It may not always be a clear line, since the source of polygons as important a role in file performance as the total polygons. For example, in some basic tests and overall experience, 60,000 polygons from a single mesh can perform worse than 1,000,000 polygons from objects. Also, 3,000,000 polygons from a single library part (object tool) placed several times will perform significantly worse than 3,000,000 polygons from 50 different library parts. In general objects contribute to the most polygons, but GDL also handles polygons significantly better than other tools. Overly complex mesh elements and excessive use of morphs can be a bigger performance issue to a file than objects.
Attributes can have a huge impact on file performance, as well as document and output file sizes. A large, complex, custom cut or drafting fill can result in an incredibly large pdf or dwg file; in some cases so much so that the files can not be emailed or, in many cases, even printed/plotted. Additionally, custom profiles can result in poor model performance if not properly applied to the model. Profiles applied to walls should be used sparingly, as the intersection between walls results in excessive polygons and slow model performance. Custom profiles are better applied to beams, instead of walls.

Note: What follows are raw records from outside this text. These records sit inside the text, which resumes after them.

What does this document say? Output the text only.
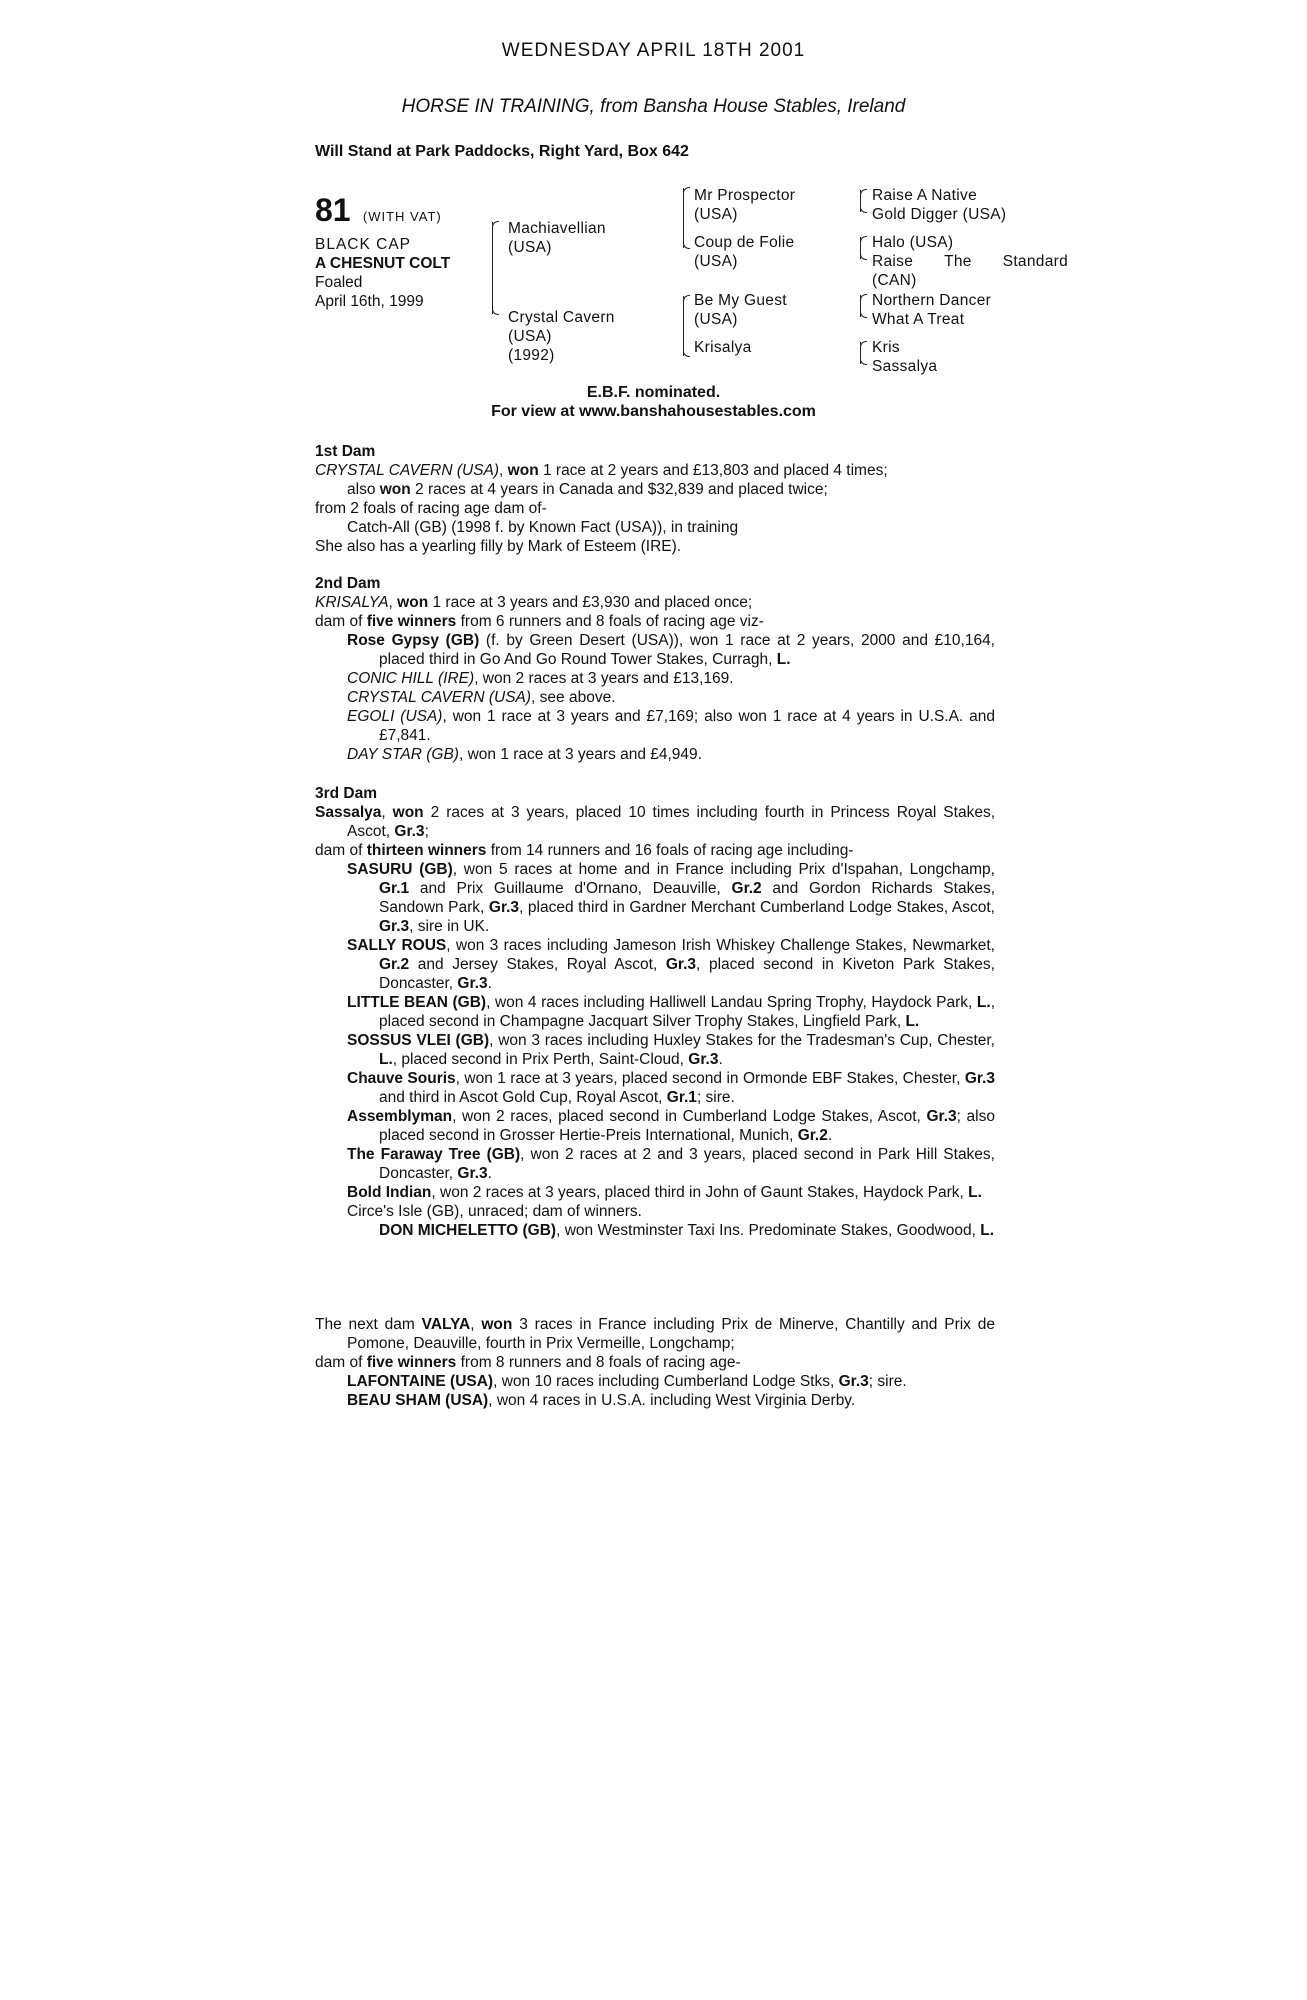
WEDNESDAY APRIL 18TH 2001
HORSE IN TRAINING, from Bansha House Stables, Ireland
Will Stand at Park Paddocks, Right Yard, Box 642
81 (WITH VAT)
BLACK CAP
A CHESNUT COLT
Foaled
April 16th, 1999
Machiavellian
(USA)
Crystal Cavern
(USA)
(1992)
Mr Prospector
(USA)
Coup de Folie
(USA)
Be My Guest
(USA)
Krisalya
Raise A Native
Gold Digger (USA)
Halo (USA)
Raise The Standard
(CAN)
Northern Dancer
What A Treat
Kris
Sassalya
E.B.F. nominated.
For view at www.banshahousestables.com

1st Dam

CRYSTAL CAVERN (USA), won 1 race at 2 years and £13,803 and placed 4 times;

also won 2 races at 4 years in Canada and $32,839 and placed twice;

from 2 foals of racing age dam of-

Catch-All (GB) (1998 f. by Known Fact (USA)), in training

She also has a yearling filly by Mark of Esteem (IRE).

2nd Dam

KRISALYA, won 1 race at 3 years and £3,930 and placed once;

dam of five winners from 6 runners and 8 foals of racing age viz-

Rose Gypsy (GB) (f. by Green Desert (USA)), won 1 race at 2 years, 2000 and £10,164, placed third in Go And Go Round Tower Stakes, Curragh, L.

CONIC HILL (IRE), won 2 races at 3 years and £13,169.

CRYSTAL CAVERN (USA), see above.

EGOLI (USA), won 1 race at 3 years and £7,169; also won 1 race at 4 years in U.S.A. and £7,841.

DAY STAR (GB), won 1 race at 3 years and £4,949.

3rd Dam

Sassalya, won 2 races at 3 years, placed 10 times including fourth in Princess Royal Stakes, Ascot, Gr.3;

dam of thirteen winners from 14 runners and 16 foals of racing age including-

SASURU (GB), won 5 races at home and in France including Prix d'Ispahan, Longchamp, Gr.1 and Prix Guillaume d'Ornano, Deauville, Gr.2 and Gordon Richards Stakes, Sandown Park, Gr.3, placed third in Gardner Merchant Cumberland Lodge Stakes, Ascot, Gr.3, sire in UK.

SALLY ROUS, won 3 races including Jameson Irish Whiskey Challenge Stakes, Newmarket, Gr.2 and Jersey Stakes, Royal Ascot, Gr.3, placed second in Kiveton Park Stakes, Doncaster, Gr.3.

LITTLE BEAN (GB), won 4 races including Halliwell Landau Spring Trophy, Haydock Park, L., placed second in Champagne Jacquart Silver Trophy Stakes, Lingfield Park, L.

SOSSUS VLEI (GB), won 3 races including Huxley Stakes for the Tradesman's Cup, Chester, L., placed second in Prix Perth, Saint-Cloud, Gr.3.

Chauve Souris, won 1 race at 3 years, placed second in Ormonde EBF Stakes, Chester, Gr.3 and third in Ascot Gold Cup, Royal Ascot, Gr.1; sire.

Assemblyman, won 2 races, placed second in Cumberland Lodge Stakes, Ascot, Gr.3; also placed second in Grosser Hertie-Preis International, Munich, Gr.2.

The Faraway Tree (GB), won 2 races at 2 and 3 years, placed second in Park Hill Stakes, Doncaster, Gr.3.

Bold Indian, won 2 races at 3 years, placed third in John of Gaunt Stakes, Haydock Park, L.

Circe's Isle (GB), unraced; dam of winners.

DON MICHELETTO (GB), won Westminster Taxi Ins. Predominate Stakes, Goodwood, L.

The next dam VALYA, won 3 races in France including Prix de Minerve, Chantilly and Prix de Pomone, Deauville, fourth in Prix Vermeille, Longchamp;

dam of five winners from 8 runners and 8 foals of racing age-

LAFONTAINE (USA), won 10 races including Cumberland Lodge Stks, Gr.3; sire.

BEAU SHAM (USA), won 4 races in U.S.A. including West Virginia Derby.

The last part of attributes that should be self audited is the naming and file size of the attributes. If surfaces are using large images, it can slow the file down (see Library Manager above). Beyond the image size, the image naming of surfaces is critical to BIMx output. See the WWABIM article here and here for more information on BIMx surface errors.

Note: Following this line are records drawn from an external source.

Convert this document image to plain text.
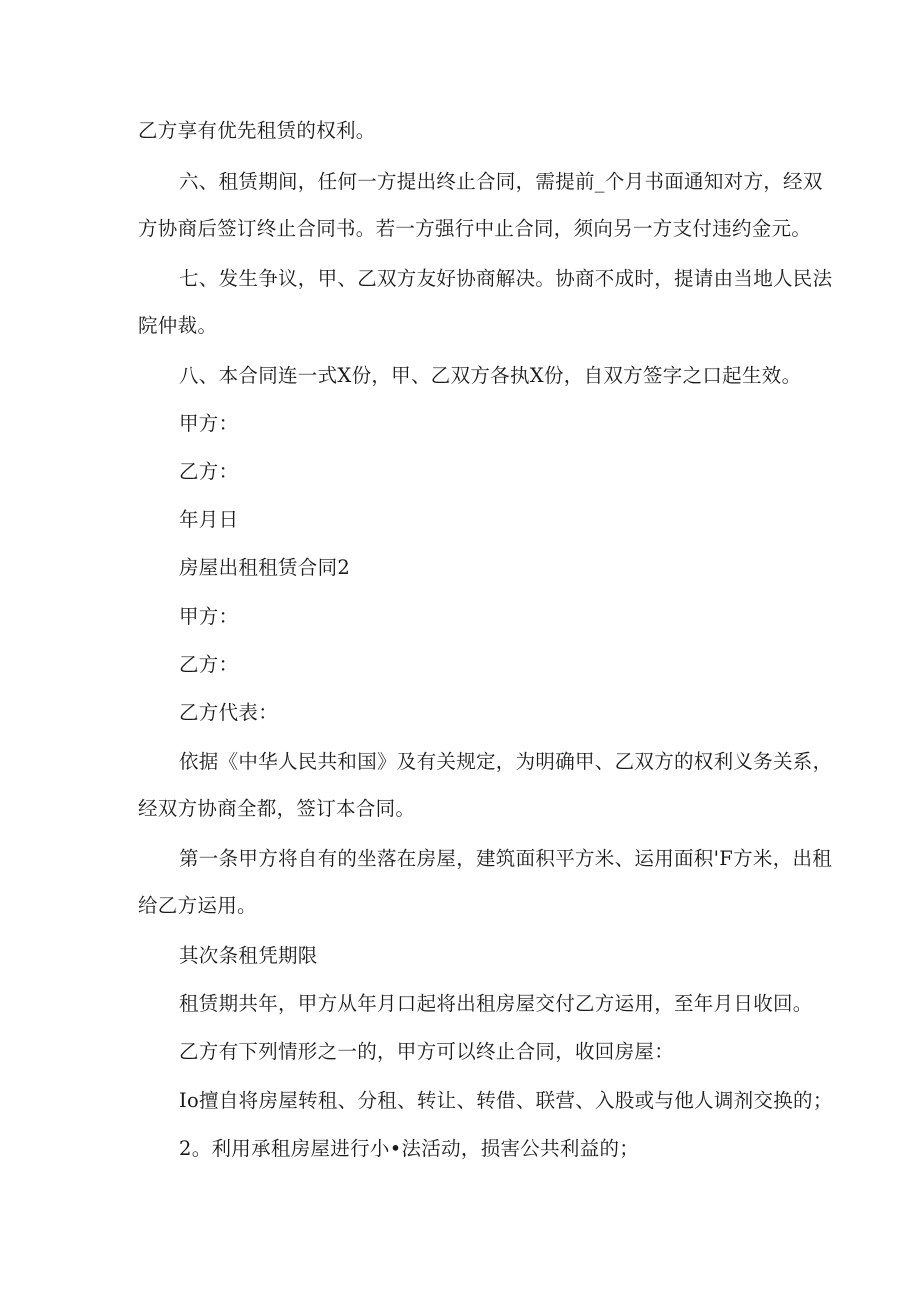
乙方享有优先租赁的权利。
六、租赁期间，任何一方提出终止合同，需提前_个月书面通知对方，经双
方协商后签订终止合同书。若一方强行中止合同，须向另一方支付违约金元。
七、发生争议，甲、乙双方友好协商解决。协商不成时，提请由当地人民法
院仲裁。
八、本合同连一式X份，甲、乙双方各执X份，自双方签字之口起生效。
甲方：
乙方：
年月日
房屋出租租赁合同2
甲方：
乙方：
乙方代表：
依据《中华人民共和国》及有关规定，为明确甲、乙双方的权利义务关系，
经双方协商全都，签订本合同。
第一条甲方将自有的坐落在房屋，建筑面积平方米、运用面积'F方米，出租
给乙方运用。
其次条租凭期限
租赁期共年，甲方从年月口起将出租房屋交付乙方运用，至年月日收回。
乙方有下列情形之一的，甲方可以终止合同，收回房屋：
Io擅自将房屋转租、分租、转让、转借、联营、入股或与他人调剂交换的；
2。利用承租房屋进行小•法活动，损害公共利益的；
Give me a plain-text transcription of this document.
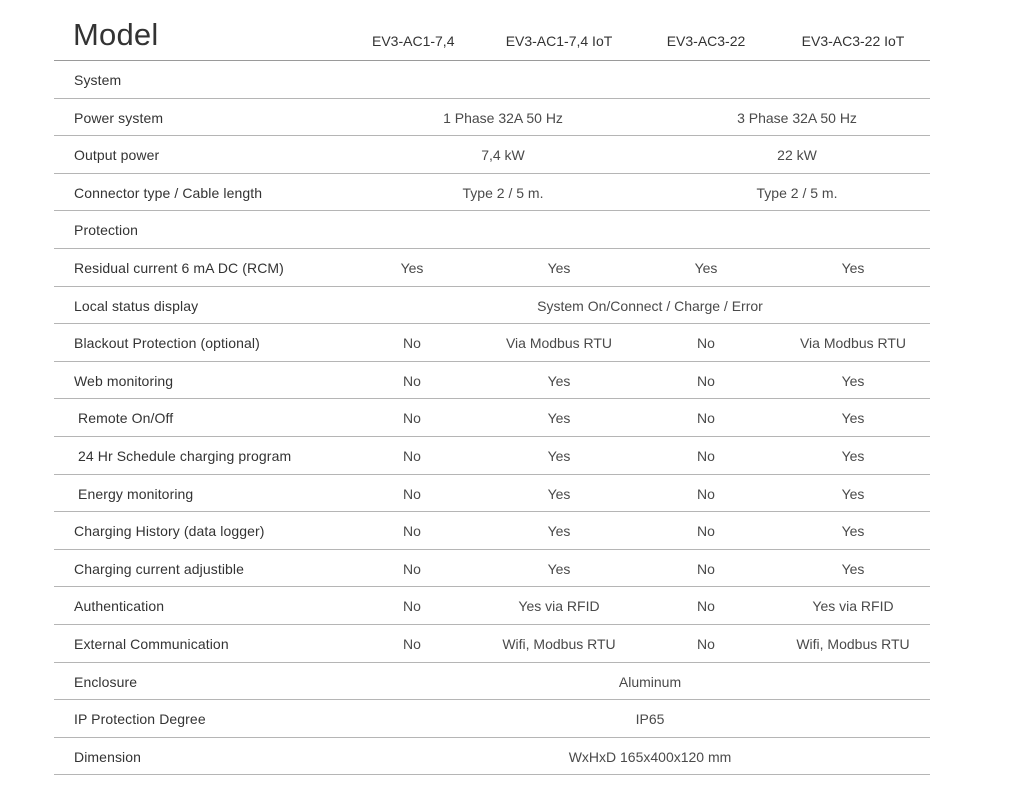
Model	EV3-AC1-7,4	EV3-AC1-7,4 IoT	EV3-AC3-22	EV3-AC3-22 IoT
System
Power system	1 Phase 32A 50 Hz	3 Phase 32A 50 Hz
Output power	7,4 kW	22 kW
Connector type / Cable length	Type 2 / 5 m.	Type 2 / 5 m.
Protection
Residual current 6 mA DC (RCM)	Yes	Yes	Yes	Yes
Local status display	System On/Connect / Charge / Error
Blackout Protection (optional)	No	Via Modbus RTU	No	Via Modbus RTU
Web monitoring	No	Yes	No	Yes
Remote On/Off	No	Yes	No	Yes
24 Hr Schedule charging program	No	Yes	No	Yes
Energy monitoring	No	Yes	No	Yes
Charging History (data logger)	No	Yes	No	Yes
Charging current adjustible	No	Yes	No	Yes
Authentication	No	Yes via RFID	No	Yes via RFID
External Communication	No	Wifi, Modbus RTU	No	Wifi, Modbus RTU
Enclosure	Aluminum
IP Protection Degree	IP65
Dimension	WxHxD 165x400x120 mm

Attribute management between files for a single project is critical. If attribute numbers do not match from a building file to a site file, or between multiple building files of a single project, the Hotlink Modules will not appear correct. Surfaces of a module may show incorrectly, or be missing, custom profile beams/columns/walls can become reassigned to a new shape, and composites can switch to a different width if not properly matched.
It is important to note, the attribute number is how attributes are assigned to elements. For example, if your building file has attribute #10 as a stone, but the site file has attribute #10 as a wood, the buildings file will show correctly as stone, but when the building is saved to a .mod and placed to the site, all stone will switch to wood. If attribute #10 doesn’t exist in the site file, the stone will show as a purple & black checkered pattern, indicating the surface is missing.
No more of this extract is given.